Abstract
Shewanella oneidensis is a target of extensive research in the fields of bioelectrochemical systems and bioremediation because of its versatile metabolic capabilities, especially with regard to respiration with extracellular electron acceptors. The physiological activity of S. oneidensis to respire at electrodes is of great interest, but the growth conditions in thin-layer biofilms make physiological analyses experimentally challenging. Here, we took a global approach to evaluate physiological activity with an electrode as terminal electron acceptor for the generation of electric current. We performed expression analysis with DNA microarrays to compare the overall gene expression with an electrode to that with soluble iron(III) or oxygen as the electron acceptor and applied new hierarchical model-based statistics for the differential expression analysis. We confirmed the differential expression of many genes that have previously been reported to be involved in electrode respiration, such as the entire mtr operon. We also formulate hypotheses on other possible gene involvements in electrode respiration, for example, a role of ScyA in inter-protein electron transfer and a regulatory role of the cbb3-type cytochrome c oxidase under anaerobic conditions. Further, we hypothesize that electrode respiration imposes a significant stress on S. oneidensis, resulting in higher energetic costs for electrode respiration than for soluble iron(III) respiration, which fosters a higher metabolic turnover to cover energy needs.
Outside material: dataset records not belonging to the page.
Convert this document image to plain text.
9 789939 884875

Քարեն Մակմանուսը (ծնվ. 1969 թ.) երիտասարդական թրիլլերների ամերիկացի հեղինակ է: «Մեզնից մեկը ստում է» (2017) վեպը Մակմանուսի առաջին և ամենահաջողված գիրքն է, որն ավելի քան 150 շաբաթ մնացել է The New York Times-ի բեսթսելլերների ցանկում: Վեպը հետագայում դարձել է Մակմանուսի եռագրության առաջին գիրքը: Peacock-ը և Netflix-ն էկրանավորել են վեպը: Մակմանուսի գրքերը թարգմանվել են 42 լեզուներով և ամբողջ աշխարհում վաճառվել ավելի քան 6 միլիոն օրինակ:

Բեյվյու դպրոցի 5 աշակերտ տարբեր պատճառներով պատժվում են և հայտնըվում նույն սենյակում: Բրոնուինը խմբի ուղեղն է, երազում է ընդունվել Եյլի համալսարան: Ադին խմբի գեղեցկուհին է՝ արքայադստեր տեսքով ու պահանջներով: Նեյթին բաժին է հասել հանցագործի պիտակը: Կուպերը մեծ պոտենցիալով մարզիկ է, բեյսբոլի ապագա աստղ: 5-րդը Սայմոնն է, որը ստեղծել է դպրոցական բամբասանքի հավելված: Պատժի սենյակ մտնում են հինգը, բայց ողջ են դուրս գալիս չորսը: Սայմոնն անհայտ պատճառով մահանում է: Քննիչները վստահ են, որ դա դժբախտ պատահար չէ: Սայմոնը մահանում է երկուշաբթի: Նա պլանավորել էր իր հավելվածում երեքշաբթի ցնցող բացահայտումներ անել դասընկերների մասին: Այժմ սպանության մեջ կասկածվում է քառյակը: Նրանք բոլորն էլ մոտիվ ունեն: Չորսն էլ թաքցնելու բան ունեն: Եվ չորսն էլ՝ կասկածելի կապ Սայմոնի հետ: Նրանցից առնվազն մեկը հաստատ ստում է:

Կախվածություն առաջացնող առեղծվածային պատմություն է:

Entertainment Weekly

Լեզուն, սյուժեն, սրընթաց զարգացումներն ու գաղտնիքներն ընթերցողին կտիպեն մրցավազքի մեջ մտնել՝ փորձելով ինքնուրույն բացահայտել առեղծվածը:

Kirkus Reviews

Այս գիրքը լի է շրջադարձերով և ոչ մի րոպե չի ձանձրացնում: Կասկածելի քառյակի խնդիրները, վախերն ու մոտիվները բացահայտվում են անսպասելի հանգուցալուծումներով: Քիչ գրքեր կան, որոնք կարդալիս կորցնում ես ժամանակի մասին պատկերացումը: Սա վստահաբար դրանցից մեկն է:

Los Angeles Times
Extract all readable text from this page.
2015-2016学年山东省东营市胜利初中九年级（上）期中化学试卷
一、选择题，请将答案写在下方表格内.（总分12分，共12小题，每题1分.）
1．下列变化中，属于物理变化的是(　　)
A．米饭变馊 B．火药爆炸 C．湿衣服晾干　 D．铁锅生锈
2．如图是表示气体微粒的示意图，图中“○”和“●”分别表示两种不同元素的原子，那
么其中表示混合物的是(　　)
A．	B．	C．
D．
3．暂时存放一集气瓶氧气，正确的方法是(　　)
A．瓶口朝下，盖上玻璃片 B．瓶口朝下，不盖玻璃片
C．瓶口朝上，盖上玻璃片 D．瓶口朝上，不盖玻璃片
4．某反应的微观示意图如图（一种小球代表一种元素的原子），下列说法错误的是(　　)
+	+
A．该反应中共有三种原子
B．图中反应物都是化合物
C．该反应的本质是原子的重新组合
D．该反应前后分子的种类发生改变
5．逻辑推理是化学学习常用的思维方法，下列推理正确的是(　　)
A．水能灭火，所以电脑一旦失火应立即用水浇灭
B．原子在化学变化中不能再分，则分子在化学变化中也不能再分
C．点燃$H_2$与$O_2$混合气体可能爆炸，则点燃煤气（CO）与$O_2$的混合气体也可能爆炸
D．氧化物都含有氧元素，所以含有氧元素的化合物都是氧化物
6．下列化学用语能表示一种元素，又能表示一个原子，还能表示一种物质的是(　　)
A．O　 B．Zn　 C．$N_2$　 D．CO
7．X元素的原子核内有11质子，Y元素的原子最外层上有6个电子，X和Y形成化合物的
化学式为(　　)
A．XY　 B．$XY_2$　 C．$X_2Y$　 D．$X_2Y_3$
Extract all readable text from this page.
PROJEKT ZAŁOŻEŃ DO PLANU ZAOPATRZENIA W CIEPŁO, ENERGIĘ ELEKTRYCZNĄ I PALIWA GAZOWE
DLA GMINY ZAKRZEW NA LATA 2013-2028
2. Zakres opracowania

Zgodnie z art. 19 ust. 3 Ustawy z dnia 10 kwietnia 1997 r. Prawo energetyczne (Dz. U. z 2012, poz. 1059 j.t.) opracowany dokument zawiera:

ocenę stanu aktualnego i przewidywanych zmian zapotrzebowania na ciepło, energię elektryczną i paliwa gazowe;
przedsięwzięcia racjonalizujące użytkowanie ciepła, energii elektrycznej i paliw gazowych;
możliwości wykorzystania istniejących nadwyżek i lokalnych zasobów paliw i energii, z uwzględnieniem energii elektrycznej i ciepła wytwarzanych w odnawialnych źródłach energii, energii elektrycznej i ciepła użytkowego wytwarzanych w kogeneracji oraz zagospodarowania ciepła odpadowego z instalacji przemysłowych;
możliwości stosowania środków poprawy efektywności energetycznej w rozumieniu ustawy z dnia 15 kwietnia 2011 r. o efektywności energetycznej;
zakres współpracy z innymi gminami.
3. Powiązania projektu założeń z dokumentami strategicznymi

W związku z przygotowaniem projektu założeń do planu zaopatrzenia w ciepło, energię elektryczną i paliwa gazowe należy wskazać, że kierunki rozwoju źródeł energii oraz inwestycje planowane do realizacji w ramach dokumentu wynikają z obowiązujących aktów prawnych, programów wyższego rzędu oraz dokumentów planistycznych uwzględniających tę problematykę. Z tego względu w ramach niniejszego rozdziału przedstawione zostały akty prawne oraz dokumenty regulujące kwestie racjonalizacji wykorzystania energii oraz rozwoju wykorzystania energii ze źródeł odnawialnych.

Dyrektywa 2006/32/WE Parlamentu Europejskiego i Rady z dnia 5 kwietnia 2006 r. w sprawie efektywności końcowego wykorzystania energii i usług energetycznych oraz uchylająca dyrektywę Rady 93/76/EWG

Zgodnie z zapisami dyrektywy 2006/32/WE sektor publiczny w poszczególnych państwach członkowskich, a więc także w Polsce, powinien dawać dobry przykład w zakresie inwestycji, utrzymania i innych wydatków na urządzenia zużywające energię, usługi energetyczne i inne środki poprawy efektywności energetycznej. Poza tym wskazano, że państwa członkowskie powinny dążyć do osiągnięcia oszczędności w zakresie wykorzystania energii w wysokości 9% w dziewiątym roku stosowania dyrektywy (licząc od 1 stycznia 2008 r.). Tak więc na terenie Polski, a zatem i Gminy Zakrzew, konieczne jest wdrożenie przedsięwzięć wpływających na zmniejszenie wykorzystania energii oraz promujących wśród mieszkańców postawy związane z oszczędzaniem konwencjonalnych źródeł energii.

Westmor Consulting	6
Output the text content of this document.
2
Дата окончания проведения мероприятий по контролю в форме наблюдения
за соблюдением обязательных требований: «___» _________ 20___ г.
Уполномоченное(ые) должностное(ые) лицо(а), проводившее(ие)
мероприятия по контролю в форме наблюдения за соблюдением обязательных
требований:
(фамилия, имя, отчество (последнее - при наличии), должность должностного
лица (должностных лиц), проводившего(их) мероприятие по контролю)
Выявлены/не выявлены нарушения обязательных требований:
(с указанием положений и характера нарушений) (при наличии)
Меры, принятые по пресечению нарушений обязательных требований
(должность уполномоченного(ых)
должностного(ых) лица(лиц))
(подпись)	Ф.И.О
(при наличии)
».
Our hypotheses now require experimental verification, but this expression analysis provides a fundamental platform for further studies into the molecular mechanisms of S. oneidensis electron transfer and the physiologically special situation of growth on a poised-potential surface.
Highlights
The c-Proteobacterium Shewanella oneidensis MR-1 attracts broad attention because of its unusual respiratory versatility
S. oneidensis is capable of anaerobic respiration with many different terminal electron acceptors, such as nitrate [1], dimethyl sulfoxide (DMSO) [2], iron(III) [3,4], electrodes [5,6,7,8], and uranium(VI) [9] and other toxic heavy metals [10,11,12,13,14]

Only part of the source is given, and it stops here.